My question, which area should we visit - best climate for June.

Activities will include outdoors stuff like hiking, running and biking.  No golf, as the Mrs. doesnt golf.  

She would be interested in a cattle drive if anyone knew of a day trip somewhere? 

Any input is greatly appreciated.  We've been to Colorado so many times that we just thought we'd try something different.
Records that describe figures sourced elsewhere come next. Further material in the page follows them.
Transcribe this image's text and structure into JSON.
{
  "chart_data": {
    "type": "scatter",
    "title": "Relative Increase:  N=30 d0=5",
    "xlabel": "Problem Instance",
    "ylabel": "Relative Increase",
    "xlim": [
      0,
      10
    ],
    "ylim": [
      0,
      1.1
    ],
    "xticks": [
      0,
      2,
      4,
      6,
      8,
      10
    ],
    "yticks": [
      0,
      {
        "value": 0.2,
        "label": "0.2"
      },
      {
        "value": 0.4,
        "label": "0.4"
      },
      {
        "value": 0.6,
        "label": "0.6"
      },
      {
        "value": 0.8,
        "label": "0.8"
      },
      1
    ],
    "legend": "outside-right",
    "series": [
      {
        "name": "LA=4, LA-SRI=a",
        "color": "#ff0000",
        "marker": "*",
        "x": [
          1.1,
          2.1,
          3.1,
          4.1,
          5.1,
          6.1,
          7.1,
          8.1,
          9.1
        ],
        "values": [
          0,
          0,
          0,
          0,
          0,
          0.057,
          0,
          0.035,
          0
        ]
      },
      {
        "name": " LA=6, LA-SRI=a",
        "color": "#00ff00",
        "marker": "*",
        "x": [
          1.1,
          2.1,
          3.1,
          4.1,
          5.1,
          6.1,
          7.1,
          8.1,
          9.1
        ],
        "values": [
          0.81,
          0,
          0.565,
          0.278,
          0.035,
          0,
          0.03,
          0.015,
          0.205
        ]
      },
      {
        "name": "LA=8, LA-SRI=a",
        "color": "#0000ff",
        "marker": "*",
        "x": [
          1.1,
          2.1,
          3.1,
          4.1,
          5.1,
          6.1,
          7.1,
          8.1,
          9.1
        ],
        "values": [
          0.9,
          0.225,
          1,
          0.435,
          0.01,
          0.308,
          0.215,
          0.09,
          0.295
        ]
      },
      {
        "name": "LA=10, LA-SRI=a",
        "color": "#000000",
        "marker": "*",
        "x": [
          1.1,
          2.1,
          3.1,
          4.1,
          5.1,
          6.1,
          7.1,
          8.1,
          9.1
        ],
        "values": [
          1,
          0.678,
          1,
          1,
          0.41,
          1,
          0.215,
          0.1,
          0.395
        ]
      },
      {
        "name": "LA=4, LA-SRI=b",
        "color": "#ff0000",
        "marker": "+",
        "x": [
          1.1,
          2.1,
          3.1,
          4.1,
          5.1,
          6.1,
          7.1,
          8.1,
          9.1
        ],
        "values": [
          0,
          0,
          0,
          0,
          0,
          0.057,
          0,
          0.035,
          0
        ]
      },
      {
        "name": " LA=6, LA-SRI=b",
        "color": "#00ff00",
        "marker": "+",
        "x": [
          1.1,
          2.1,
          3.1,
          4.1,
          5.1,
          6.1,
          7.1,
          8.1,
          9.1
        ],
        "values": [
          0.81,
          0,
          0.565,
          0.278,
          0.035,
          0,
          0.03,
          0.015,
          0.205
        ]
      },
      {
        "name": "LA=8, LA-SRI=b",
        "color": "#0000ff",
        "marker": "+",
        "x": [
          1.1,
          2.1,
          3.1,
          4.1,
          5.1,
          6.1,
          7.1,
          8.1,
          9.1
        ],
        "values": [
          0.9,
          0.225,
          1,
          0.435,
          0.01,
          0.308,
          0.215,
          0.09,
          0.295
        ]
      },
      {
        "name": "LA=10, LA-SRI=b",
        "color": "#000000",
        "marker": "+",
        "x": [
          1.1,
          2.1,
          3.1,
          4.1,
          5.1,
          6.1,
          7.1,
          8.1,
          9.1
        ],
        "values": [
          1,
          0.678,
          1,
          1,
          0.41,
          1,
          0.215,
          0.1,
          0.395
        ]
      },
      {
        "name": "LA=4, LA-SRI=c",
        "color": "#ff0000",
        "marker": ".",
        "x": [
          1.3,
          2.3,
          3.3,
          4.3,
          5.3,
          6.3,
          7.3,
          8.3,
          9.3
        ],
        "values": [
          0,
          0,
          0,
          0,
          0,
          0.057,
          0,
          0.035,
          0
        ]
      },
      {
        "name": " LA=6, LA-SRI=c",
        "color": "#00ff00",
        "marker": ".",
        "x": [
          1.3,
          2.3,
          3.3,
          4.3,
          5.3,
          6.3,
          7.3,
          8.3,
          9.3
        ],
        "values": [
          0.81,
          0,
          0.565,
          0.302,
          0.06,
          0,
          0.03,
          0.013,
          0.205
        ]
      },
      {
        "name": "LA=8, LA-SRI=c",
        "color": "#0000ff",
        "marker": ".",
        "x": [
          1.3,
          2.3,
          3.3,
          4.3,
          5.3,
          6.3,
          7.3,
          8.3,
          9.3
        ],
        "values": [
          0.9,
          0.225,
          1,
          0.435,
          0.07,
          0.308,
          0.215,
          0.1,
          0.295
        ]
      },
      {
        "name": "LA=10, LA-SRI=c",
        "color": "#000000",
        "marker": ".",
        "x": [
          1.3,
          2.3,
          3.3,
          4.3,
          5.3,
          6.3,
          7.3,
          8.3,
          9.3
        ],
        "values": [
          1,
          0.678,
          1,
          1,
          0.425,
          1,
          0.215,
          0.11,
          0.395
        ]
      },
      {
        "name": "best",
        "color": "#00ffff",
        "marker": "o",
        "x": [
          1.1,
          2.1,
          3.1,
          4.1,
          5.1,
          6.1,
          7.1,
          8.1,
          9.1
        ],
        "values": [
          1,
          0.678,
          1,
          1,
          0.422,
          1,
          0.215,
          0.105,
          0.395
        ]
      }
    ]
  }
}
Thanks in advance for you help!


----------



## PStreet1 (Feb 20, 2008)

Be prepared for hot weather, really hot.  Tuscon is somewhat cooler than Phoenix/Scottsdale, but it's still going to be hot for outdoor activities in the daytime.


----------



## Laurie (Feb 20, 2008)

Sedona - with a side trip to Flagstaff! Sedona's hot, but not as hot as the other 2, and you can go play in Oak Creek.


----------



## nightnurse613 (Feb 20, 2008)

And unless your little woman likes to shop, Sedona wouldl definitely be my first choice.  Tucson second and Phoenix last.  Plenty of day trips near Sedona (ride the railroad); Grand Canyon is doable; yes, hit Oak Creek (just remember where that water comes from). Do a Search on Sedona and you'll find lots of ideas (jeep tours).  You know, she might enjoy a hot air balloon ride -it's not as exciting as a cattle drive but...:whoopie:  Early June is typically the milder, dry heat. Temperatures of 100 are not unusual.  You don't say where you are from so it's hard to say how you'll tolerate the heat.  There's at least two or three things to do in Tucson, also. Welcome!


----------



## Jaybee (Feb 21, 2008)

If you, or your wife enjoy art galleries, there are many in Sedona, with all sorts of beautiful art displays, lots of crafts, bronze statuary, delightful restaurants, and all the hiking you could handle.  The Jeep tours are great, and the scenery is stunning.  
I wouldn't think the weather in Sedona in June would be terribly hot, but you could always take the drive up beauiful Oak Creek Canyon to Flagstaff, where it's usually always sweatshirt weather.  Wherever you go, enjoy!  Jean


----------



## Red Rox (Feb 27, 2008)

No question...Sedona


----------



## grest (Feb 28, 2008)

Sedona, by all means...we'll be there in June.  We always go out west in the summer, due to work schedules.  Pheonix/Scottsdale and Tucson are so so hot.   Sedona is hot too, but much better, especially by Oak Creek, and it just is so beautiful.
Connie


----------